I haven’t used openssl s_client -verify in a long time, but it seems like some essential behavior has changed since then, because this used to work.
openssl s_client -CApath /etc/pki/tls -verify 1 -showcerts -connect imap.gmail.com:993
But this works:
openssl s_client -verify 1 -showcerts -connect imap.gmail.com:993
That doesn’t make any sense to me because, according to openssl, /etc/pki/tls is the correct path for certs:
openssl version -d OPENSSLDIR: "/etc/pki/tls"
It’s as if the “correct” way to use openssl is not to specify the CApath.

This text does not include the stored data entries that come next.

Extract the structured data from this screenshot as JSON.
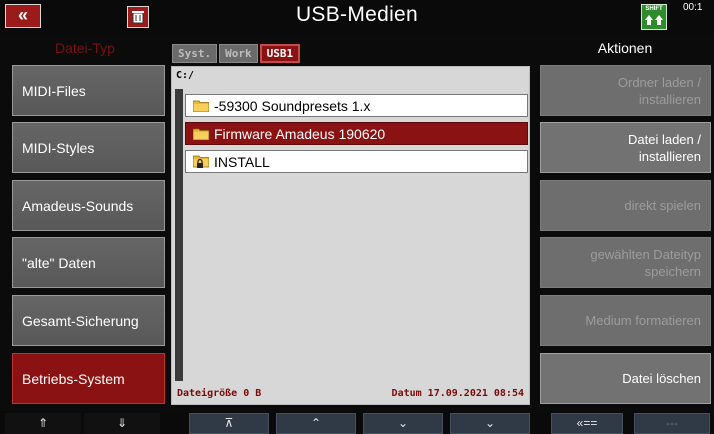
{
  "header": {
    "title": "USB-Medien",
    "back_label": "«",
    "shift_label": "SHIFT",
    "time": "00:1"
  },
  "left_panel": {
    "header": "Datei-Typ",
    "items": [
      {
        "label": "MIDI-Files"
      },
      {
        "label": "MIDI-Styles"
      },
      {
        "label": "Amadeus-Sounds"
      },
      {
        "label": "\"alte\" Daten"
      },
      {
        "label": "Gesamt-Sicherung"
      },
      {
        "label": "Betriebs-System",
        "active": true
      }
    ]
  },
  "browser": {
    "tabs": [
      {
        "label": "Syst."
      },
      {
        "label": "Work"
      },
      {
        "label": "USB1",
        "active": true
      }
    ],
    "path": "C:/",
    "files": [
      {
        "name": "-59300 Soundpresets 1.x",
        "icon": "folder-icon"
      },
      {
        "name": "Firmware Amadeus 190620",
        "icon": "folder-icon",
        "selected": true
      },
      {
        "name": "INSTALL",
        "icon": "folder-lock-icon"
      }
    ],
    "file_size": "Dateigröße 0 B",
    "date": "Datum 17.09.2021  08:54"
  },
  "right_panel": {
    "header": "Aktionen",
    "buttons": [
      {
        "line1": "Ordner laden  /",
        "line2": "installieren"
      },
      {
        "line1": "Datei laden  /",
        "line2": "installieren"
      },
      {
        "line1": "direkt spielen",
        "line2": ""
      },
      {
        "line1": "gewählten Dateityp",
        "line2": "speichern"
      },
      {
        "line1": "Medium formatieren",
        "line2": ""
      },
      {
        "line1": "Datei löschen",
        "line2": ""
      }
    ]
  },
  "bottom_nav": {
    "buttons": [
      {
        "label": "⇑",
        "icon": "double-up-icon"
      },
      {
        "label": "⇓",
        "icon": "double-down-icon"
      },
      {
        "label": "⊼",
        "icon": "top-icon"
      },
      {
        "label": "⌃",
        "icon": "up-icon"
      },
      {
        "label": "⌄",
        "icon": "down-icon"
      },
      {
        "label": "⌄",
        "icon": "chevron-down-icon"
      },
      {
        "label": "«==",
        "icon": "back-arrow-icon"
      },
      {
        "label": "---",
        "icon": ""
      }
    ]
  },
  "colors": {
    "accent_red": "#8a1212",
    "button_gray": "#666666",
    "shift_green": "#2f8c2c",
    "nav_blue": "#2f3a46"
  }
}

But, then, how can you tell if CApath option works at all?
This also works:
openssl s_client -CAfile /etc/pki/tls/cert.pem -verify 1 -connect imap.gmail.com:993
So, CAfile seems to work as before, but not CApath.
Here are my questions:
Can someone tell me what is going wrong? What am I missing?

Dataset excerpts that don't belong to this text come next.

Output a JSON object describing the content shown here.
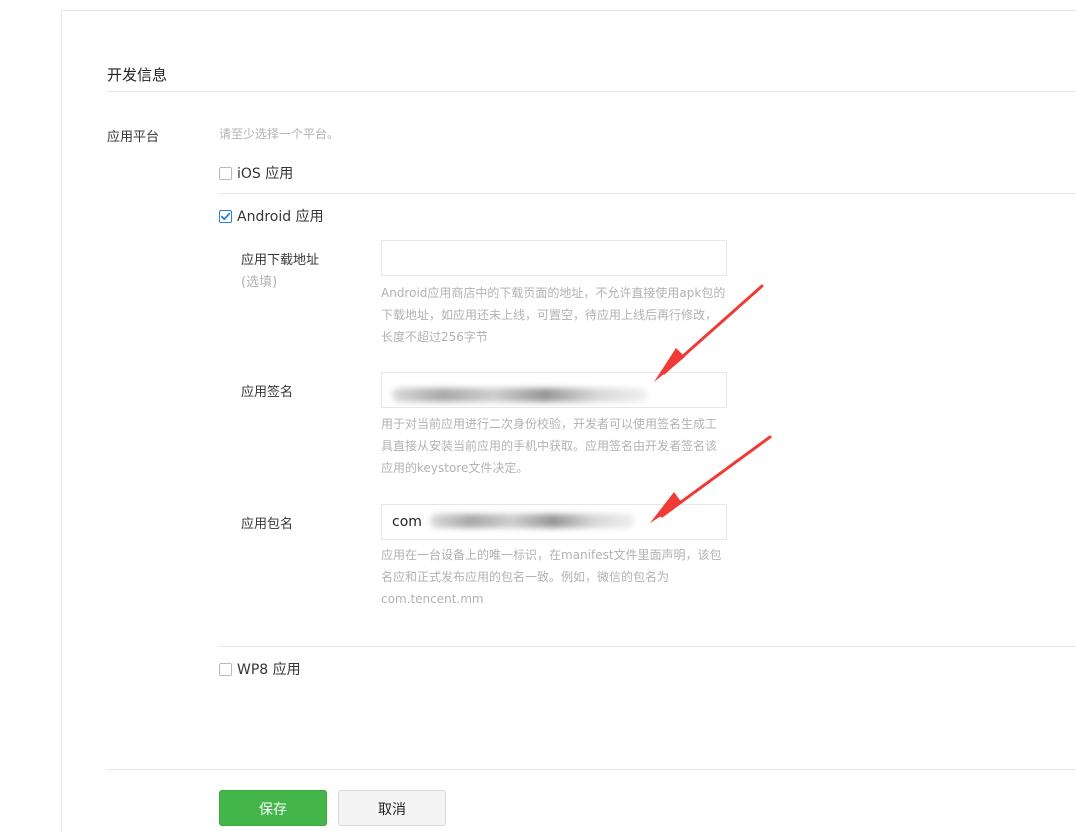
{
  "section": {
    "title": "开发信息"
  },
  "platform": {
    "label": "应用平台",
    "hint": "请至少选择一个平台。",
    "options": [
      {
        "label": "iOS 应用",
        "checked": false
      },
      {
        "label": "Android 应用",
        "checked": true
      },
      {
        "label": "WP8 应用",
        "checked": false
      }
    ]
  },
  "android": {
    "download_url": {
      "label": "应用下载地址",
      "sublabel": "(选填)",
      "value": "",
      "hint": "Android应用商店中的下载页面的地址，不允许直接使用apk包的下载地址，如应用还未上线，可置空，待应用上线后再行修改，长度不超过256字节"
    },
    "signature": {
      "label": "应用签名",
      "hint": "用于对当前应用进行二次身份校验，开发者可以使用签名生成工具直接从安装当前应用的手机中获取。应用签名由开发者签名该应用的keystore文件决定。"
    },
    "package": {
      "label": "应用包名",
      "value_prefix": "com",
      "hint": "应用在一台设备上的唯一标识，在manifest文件里面声明，该包名应和正式发布应用的包名一致。例如，微信的包名为com.tencent.mm"
    }
  },
  "actions": {
    "save_label": "保存",
    "cancel_label": "取消"
  },
  "colors": {
    "primary_button": "#44b549",
    "annotation_arrow": "#ee3b36",
    "hint_text": "#b2b2b2",
    "checkbox_checked": "#2b7fd6"
  }
}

In the past, a program that wanted to use openssl had to know and pass to openssl the system-wide cert bundle path. This was a known issue because systems don’t all share the same default CA path. This new behavior breaks that old paradigm because CApath doesn’t seem to work at all anymore, even if you pass it the correct value. Is that “okay” because we shouldn’t use CApath any more, or is it a bug? If the former, how can you specify a local directory of CA certs (I’m assuming this broken, but I didn’t test)?